Lang II: Quine And Fine
June 12, 2011 Leave a comment
Quine: `Reference And Modality’
Quine argues that there is no inference from `There is no such thing as Pegasus’ to `(∃ x) (There is no such thing as x)’, which is true. And yet, there is such a generalization from `There is no reference for the term Pegasus’ to `(∃ x) (There is no reference for the term x)’. Since `Pegasus’ does not refer, use of the term can only refer to the name itself. The name can have properties even though the referent of the name, being non-existent, can not.
Similarly, one can question another claim of Quine’s that one exception to existential generalization is given by noting that it is not possible to generalize from `Giorgione was so-called because of his size’ to `(∃ x) (x was so-called because of its size)’. This seems to rely too much on the precise usage of `so-called’, which does indeed, as Quine points out, lack a defining antecedent in the generalization given. Yet there is a perfectly good generalization to `(∃ x) (x was called x because of its size)’, which captures the meaning well, suggesting that Quine has been over-reliant on the properties of `so-called’ here.

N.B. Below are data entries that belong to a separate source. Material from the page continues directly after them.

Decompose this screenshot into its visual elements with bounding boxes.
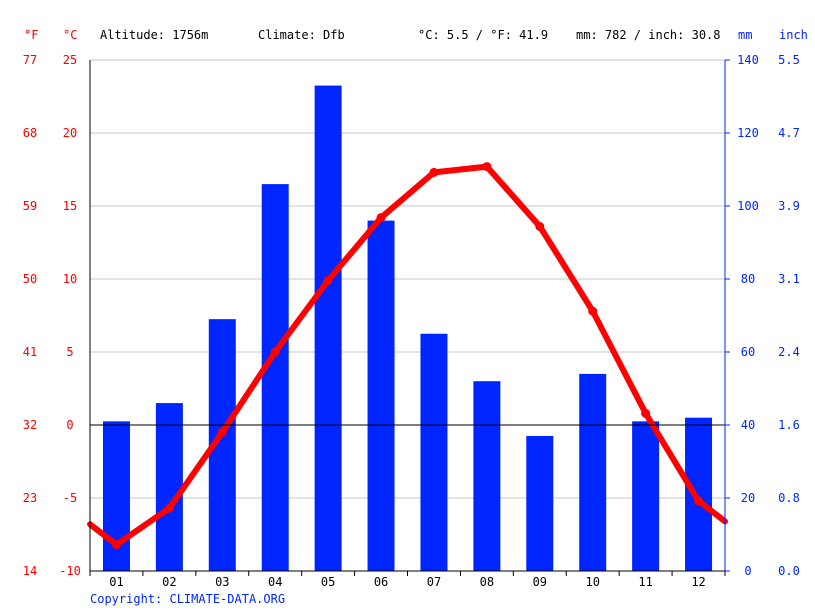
- precip-bar: [579, 373, 607, 571]
- tick-label-mm: 20: [741, 491, 755, 505]
- tick-label-mm: 120: [737, 126, 759, 140]
- unit-f-label: °F: [24, 28, 38, 42]
- tick-label-c: 10: [63, 272, 77, 286]
- precip-bar: [632, 421, 660, 571]
- tick-label-inch: 4.7: [778, 126, 800, 140]
- precip-bar: [420, 333, 448, 571]
- x-tick-label: 06: [374, 575, 388, 589]
- tick-label-inch: 3.9: [778, 199, 800, 213]
- tick-label-c: -10: [59, 564, 81, 578]
- temperature-point: [588, 306, 598, 316]
- x-tick-label: 12: [691, 575, 705, 589]
- altitude-label: Altitude: 1756m: [100, 28, 208, 42]
- temperature-point: [376, 213, 386, 223]
- x-tick-label: 02: [162, 575, 176, 589]
- unit-c-label: °C: [63, 28, 77, 42]
- x-tick-label: 10: [585, 575, 599, 589]
- tick-label-c: 25: [63, 53, 77, 67]
- tick-label-inch: 5.5: [778, 53, 800, 67]
- precip-bar: [526, 435, 554, 571]
- x-tick-label: 07: [427, 575, 441, 589]
- tick-label-inch: 0.0: [778, 564, 800, 578]
- precip-bar: [314, 85, 342, 572]
- x-tick-label: 11: [638, 575, 652, 589]
- avg-temp-label: °C: 5.5 / °F: 41.9: [418, 28, 548, 42]
- tick-label-mm: 40: [741, 418, 755, 432]
- tick-label-c: 5: [66, 345, 73, 359]
- temperature-point: [429, 167, 439, 177]
- precip-bar: [685, 417, 713, 571]
- axes: [89, 59, 730, 576]
- temperature-point: [164, 503, 174, 513]
- tick-label-c: 15: [63, 199, 77, 213]
- temperature-point: [535, 221, 545, 231]
- tick-label-mm: 140: [737, 53, 759, 67]
- tick-label-f: 68: [23, 126, 37, 140]
- tick-label-inch: 3.1: [778, 272, 800, 286]
- tick-label-inch: 0.8: [778, 491, 800, 505]
- unit-mm-label: mm: [738, 28, 752, 42]
- tick-label-f: 41: [23, 345, 37, 359]
- tick-label-f: 59: [23, 199, 37, 213]
- temperature-line: [87, 162, 728, 550]
- climate-label: Climate: Dfb: [258, 28, 345, 42]
- unit-inch-label: inch: [779, 28, 808, 42]
- precip-total-label: mm: 782 / inch: 30.8: [576, 28, 721, 42]
- precip-bar: [473, 381, 501, 571]
- tick-label-inch: 1.6: [778, 418, 800, 432]
- temperature-point: [482, 162, 492, 172]
- precip-bar: [367, 220, 395, 571]
- tick-label-f: 23: [23, 491, 37, 505]
- tick-label-mm: 60: [741, 345, 755, 359]
- tick-label-inch: 2.4: [778, 345, 800, 359]
- tick-label-mm: 0: [744, 564, 751, 578]
- gridlines: [90, 59, 725, 499]
- temperature-point: [694, 496, 704, 506]
- x-tick-label: 04: [268, 575, 282, 589]
- tick-label-mm: 100: [737, 199, 759, 213]
- copyright-label: Copyright: CLIMATE-DATA.ORG: [90, 592, 285, 606]
- tick-label-c: 0: [66, 418, 73, 432]
- x-tick-label: 09: [533, 575, 547, 589]
- x-tick-label: 01: [109, 575, 123, 589]
- temperature-point: [641, 408, 651, 418]
- temperature-point: [111, 540, 121, 550]
- tick-label-f: 14: [23, 564, 37, 578]
- tick-label-f: 77: [23, 53, 37, 67]
- temperature-point: [270, 347, 280, 357]
- temperature-point: [323, 275, 333, 285]
- x-tick-label: 05: [321, 575, 335, 589]
- temperature-point: [217, 427, 227, 437]
- temperature-series-line: [87, 163, 728, 548]
- tick-label-c: -5: [63, 491, 77, 505]
- x-tick-label: 08: [480, 575, 494, 589]
- precip-bar: [155, 403, 183, 571]
- tick-label-mm: 80: [741, 272, 755, 286]
- tick-label-f: 50: [23, 272, 37, 286]
- tick-label-c: 20: [63, 126, 77, 140]
- tick-label-f: 32: [23, 418, 37, 432]
- precip-bar: [261, 184, 289, 571]
- x-tick-label: 03: [215, 575, 229, 589]
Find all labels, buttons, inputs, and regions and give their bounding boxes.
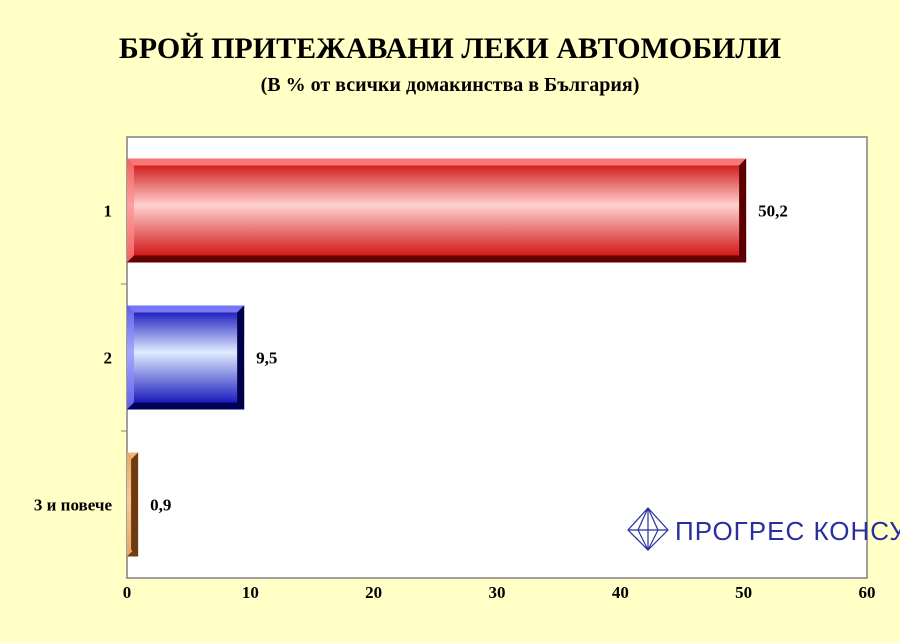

If these two substitutions are innocuous in a Wittgensteinian sense such that meaning is use, then their inter-substitution should not change the results that Quine seeks.
Why is `the number of the planets’ a name of the number 9? Surely Quine’s point is that the number nine has certain properties necessarily, while the number of planets is contingent, as indeed demonstrated by the demotion of Pluto from planetary status. Presumably Quine will respond that there is no need for a name to be linked necessarily to its referent. But that merely plays on the unhelpful trope that `9′ could refer to a different number — such that `9′ could be less than 8, if `9′ referred to the number we currently refer to with `2′.
Fine: ‘The Problem Of De Re Modality’
Fine disagrees (p. 218) with Quine’s claim that failure of substitutivity of two terms suffices to show that they are not co-referential. One of his arguments for this is that it is not possible to substitute a co-referring substitute for `nine’ into `canine’ within the laws of grammar. This is true, but the failure of substitutivity is of a different type to the one Quine considers. Quite simply, `can[X]’ is not a word in English for almost all values of X. It is this which prevents the substitution — it is generally not permitted to break words up and make arbitrary replacements of some letters while retaining the original reference or indeed any reference at all. So Fine is wrong to say that this type of failure of substitutivity is a counter-example to Quine’s rule that failure of substitutivity entails failure of co-reference.
Fine’s second complaint here is that a language may be `impoverished’ such that there is no term co-referential with `nine’ that we may use to check for failure of substitutivity and to see whether failure of co-referentiality is invariably entailed. Yet this absence is purely contingent. If we define the neologism `morgon’ to be co-referential with `nine’, we may ask the question whether substitution changes truth value. This seems to be the case because “ `Nine’ has four letters” is true while “ `Morgon’ has four letters’ is false. Yet Quine will surely respond that these quotational contexts are referentially opaque and thus not open for substitution.
Fine addresses this response by allowing his opponents to require that the new sentence after substitution is in fact a sentence according to the language. He allows that this solves the first difficulty but not the second. His preferred solution is to restrict his analysis to languages which do not prevent such substitutions. But then we are no longer talking about natural languages.
Fine’s further complaint is that substitutivity cannot be examined in sentences which are disjuncts with a logical truth. For example, we cannot substitute `Giorgione’ in the sentence “ `Giorgione’ was so called because of his size or 2 + 2 = 4′ to check for changes in truth value because the disjunction is always true. In fact, this is the case whatever we substitute for `Giorgione’. And yet, is this not because in fact we do not consider — or need to consider, at least — the first clause at all? What would we say if the first clause became meaningless, or contained non-referring terms? We would probably conclude that the sentence as a whole remains true, thus showing that in fact the structure has merely removed the first clause from considerations altogether. That is why it fails as a substitutivity test: the relevant element is no longer under consideration.